17. Bursa 2. Ağır Ceza Mahkemesi, Ses ve Görüntü Bilişim Sistemi ( SEGBİS) vasıtasıyla başvurucunun sorgusunu yapmıştır. Başvurucu, sorgusunda “Ben 2022 yılında yurt dışı yasağımı bilmeme rağmen ülkeye dönmüştüm. 7 yıldan beri Fransa'da yaşıyorum, orada kendi adıma bir şirket vardır. Bu yurt dışı yasağı sebebiyle şirketimle ilgilenemedim. Ekonomik olarak zor duruma girdim. Bu şirketim Fransa'da para cezaları aldı. Bunları belirterek Mahkemeye defaatle adli kontrolümün kaldırılması yönünde talepte bulundum ancak bu taleplerim reddedildi. Bu yüzden yurt dışına çıkmak istedim, amacım kaçmak değildi. Hakkımda yurt dışına çıkamamak şeklindeki adli kontrol tedbiri olduğundan haberdardım. Avukatım gelirsem tutuklanacağımı söylemişti, ona rağmen geldim.” şeklinde beyanda bulunmuştur.
18. Bursa 2. Ağır Ceza Mahkemesi 2/6/2023 tarihinde başvurucunun tutuklanmasına karar vermiştir.Tutuklama kararının gerekçesinin ilgili kısmı şöyledir:
"Sanık Semih Aydın hakkında Mahkememiz …kararı ile örgüte bilerek isteyerek yardım etme suçundan mahkumiyet kararı verildiği, Bursa Bölge Adliye Mahkemesi 2. Ceza Dairesinin … ilamıyla işbu kararın düzeltilerek onandığı, sanığın 2/6/2023 tarihinde saat 2:30 sıralarında yurt dışına çıkmak üzereyken yakalandığı, yakalandığı yerin sınıra yakın bölge olması, sanığın yurt dışına çıkmama şeklindeki adli kontrol hükümlerini ihlal ettiği belirtilmiş olması, sanığın hakkında yurt dışı çıkış yasağı olduğunu, bu adli kontrolü ihlal ettiği takdirde tutuklanabileceğini bildiği, bu hâliyle sanığın 5271 sayılı CMK'nın 112. maddesi uyarınca yurt dışına çıkamamak şeklindeki adli kontrol hükümlerini ihlal ettiği anlaşılmış olup, sanığın kaçma şüphesi dikkate alınarak 5271 sayılı CMK'nın 112. ve devamı maddeleri gereğince tutuklanmasına … [karar verildi]."

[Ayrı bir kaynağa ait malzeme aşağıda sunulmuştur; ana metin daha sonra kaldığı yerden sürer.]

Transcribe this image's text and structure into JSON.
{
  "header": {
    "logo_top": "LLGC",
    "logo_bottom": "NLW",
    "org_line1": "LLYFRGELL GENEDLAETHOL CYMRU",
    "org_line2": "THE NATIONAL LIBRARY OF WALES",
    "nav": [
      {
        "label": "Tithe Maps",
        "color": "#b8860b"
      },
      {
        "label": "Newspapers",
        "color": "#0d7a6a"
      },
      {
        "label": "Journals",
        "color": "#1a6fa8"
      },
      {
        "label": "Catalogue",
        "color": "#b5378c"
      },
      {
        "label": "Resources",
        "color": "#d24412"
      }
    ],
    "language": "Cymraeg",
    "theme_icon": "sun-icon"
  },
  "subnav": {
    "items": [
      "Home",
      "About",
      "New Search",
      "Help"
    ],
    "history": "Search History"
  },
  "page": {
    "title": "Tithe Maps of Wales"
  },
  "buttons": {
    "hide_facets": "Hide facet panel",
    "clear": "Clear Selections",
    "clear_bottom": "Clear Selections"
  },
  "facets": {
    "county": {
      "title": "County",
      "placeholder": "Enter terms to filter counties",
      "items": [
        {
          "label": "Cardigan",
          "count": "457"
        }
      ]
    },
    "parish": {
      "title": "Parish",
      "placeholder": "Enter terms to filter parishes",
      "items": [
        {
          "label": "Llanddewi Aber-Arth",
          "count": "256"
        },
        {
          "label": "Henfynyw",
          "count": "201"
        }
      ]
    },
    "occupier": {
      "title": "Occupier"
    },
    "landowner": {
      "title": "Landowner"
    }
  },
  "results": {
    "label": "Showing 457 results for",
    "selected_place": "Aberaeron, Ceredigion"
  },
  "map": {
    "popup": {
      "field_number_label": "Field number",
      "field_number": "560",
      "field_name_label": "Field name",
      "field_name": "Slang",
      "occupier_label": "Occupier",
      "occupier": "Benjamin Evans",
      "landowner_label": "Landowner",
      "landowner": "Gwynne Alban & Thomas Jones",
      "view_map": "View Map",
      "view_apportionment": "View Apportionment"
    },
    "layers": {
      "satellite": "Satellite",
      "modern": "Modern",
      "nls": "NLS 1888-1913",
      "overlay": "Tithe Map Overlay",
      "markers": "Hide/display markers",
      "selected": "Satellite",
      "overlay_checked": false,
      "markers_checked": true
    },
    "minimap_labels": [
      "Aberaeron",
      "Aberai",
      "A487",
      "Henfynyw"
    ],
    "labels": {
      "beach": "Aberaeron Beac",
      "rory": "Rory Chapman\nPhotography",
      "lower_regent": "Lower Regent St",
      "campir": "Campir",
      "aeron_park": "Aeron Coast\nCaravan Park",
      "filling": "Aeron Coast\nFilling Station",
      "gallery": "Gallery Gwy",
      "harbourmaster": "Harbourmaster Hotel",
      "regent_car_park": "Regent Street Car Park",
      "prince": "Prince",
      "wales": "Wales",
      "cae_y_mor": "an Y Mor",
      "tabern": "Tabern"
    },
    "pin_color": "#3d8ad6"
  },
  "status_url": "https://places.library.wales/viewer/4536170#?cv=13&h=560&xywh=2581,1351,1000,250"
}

19. Başvurucu5/6/2023 tarihinde tutuklama kararına itiraz etmiştir.
20. Bursa 3. Ağır Ceza Mahkemesi 16/6/2023 tarihinde itirazın reddine karar vermiştir. Kararın gerekçesinin ilgili kısmı şöyledir:
"Suç niteliği, mevcut delil durumu, isnat edilen suçun CMK'nun 100. maddesinin üçüncü fıkrasında sayılan suçlardan olması, kuvvetli suç şüphesinin varlığını gösteren somut delillerin mevcut bulunması, kaçma ve delilleri karartma şüphesi mevcudiyeti gözetilerek, tutuklama tedbirinin ölçülü olduğu kanaatine varıldığından adli kontrol uygulamasının yetersiz kalacağı anlaşıldığından, Bursa 2. Ağır Ceza Mahkemesinin … 2/6/2023 tarihli ara kararında belirtilen gerekçeler yerinde görüldüğünden, itirazın reddine… [karar verildi]."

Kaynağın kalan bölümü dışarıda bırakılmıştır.